Simple Regression 1

Question 1

What it the line of best fit?

Answer 1

A line which goes through the scatterplot which shows the regression line

Question 2

What is another way of saying line of best fit?

Answer 2

The least squares criterion

Question 3

What is the least squares criterion?

Answer 3

The line with the lowest sum of squares residuals is the line of best fit.

Question 4

How can we satisfy the least squares criterion?

Answer 4

By finding the line with lowest SSR

Question 5

What is the slope?

Answer 5

The regression coefficient (b).

The number of units that the regression moves on the y axis for each unit it moves along the x axis.

Question 6

What is intercept?

Answer 6

Regression constant (a).
The point at which the regression line cuts the y axis. So the value of x=0.

Question 7

When reading the Coefficients table in SPSS. Where do you find the intercept (a) and slope (b)?

Answer 7

Unstandardised coefficients the look under B. The top number (the (constant))is the intercept and the one below is the slope.

Question 8

What is the equation for linear regression?

Answer 8

Y = a + b*x.

Question 9

How does the linear regression equation look like when concerning a population rather than the sample?

Answer 9

In Greek letters.

Question 10

What does a little i mean in the regression equation? Yi = a +bx

Answer 10

The i indicates that there is a particular case.

Question 11

What the a ^ (hat) symbol above the Y is a regression equation mean?

Answer 11

That the y we are talking about is the predicted y.

Question 12

What does the symbol epsilon (reversed 3).

Answer 12

That our model is not perfect, y might not be exactly at a+bx but somewhere near because of some inevitable error.

Question 13

What is the goodness of fit?

Answer 13

Assessing the regression line to see if the regression line is the best line available for fitting the data.
It basically assess how well the regression line fits the data.

Question 14

How can we calculate the goodness of fit?

Answer 14

Fitting the data using a line based on the mean value of y.

The intercept is equivalent to the mean value and the slope is 0 (flat).

Question 15

How do we asses goodness of fit?

Answer 15

By looking at how much more variability in the outcome variable (y) the regression line is able to explain by comparing it with the line based on the mean.
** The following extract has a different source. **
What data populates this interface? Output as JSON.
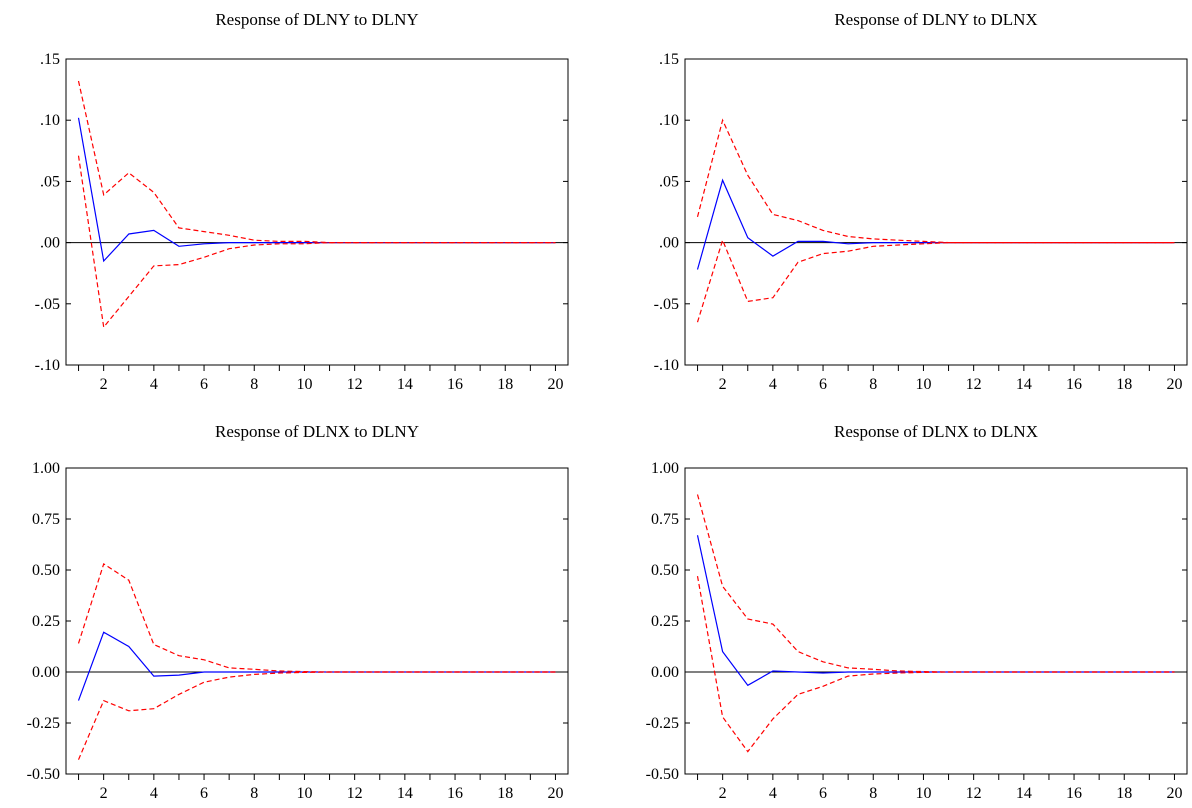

Then divide this amount by the variance unexplained by the regression line.

Question 16

In the SPSS output where can you see the goodness of fit of the regression line?

Answer 16

ANOVA table and the under sum of squares (second line saying residuals).

Question 17

What is model sum of squares (SSm)?

Answer 17

Portion of total variance that the regression line is accounted for.
How much out of the total variance which the model can account for.

Question 18

What is the sum of squared residuals (SSR)?

Answer 18

Variance in y scores that the regression line cannot account for.

Question 19

What is the mean squares for the model (MSM)?

Answer 19

Is the mean squares by calculating the SSM by associated DF’s.

Question 20

What is the total sum of squares (SST)?

Answer 20

Total variance in y scores (I.e the variance that a line based on the mean or y scores cannot account for).

Question 21

What is the residual mean squares (MSR)?

Answer 21

This is calculated by dividing the SSr by the associated DF.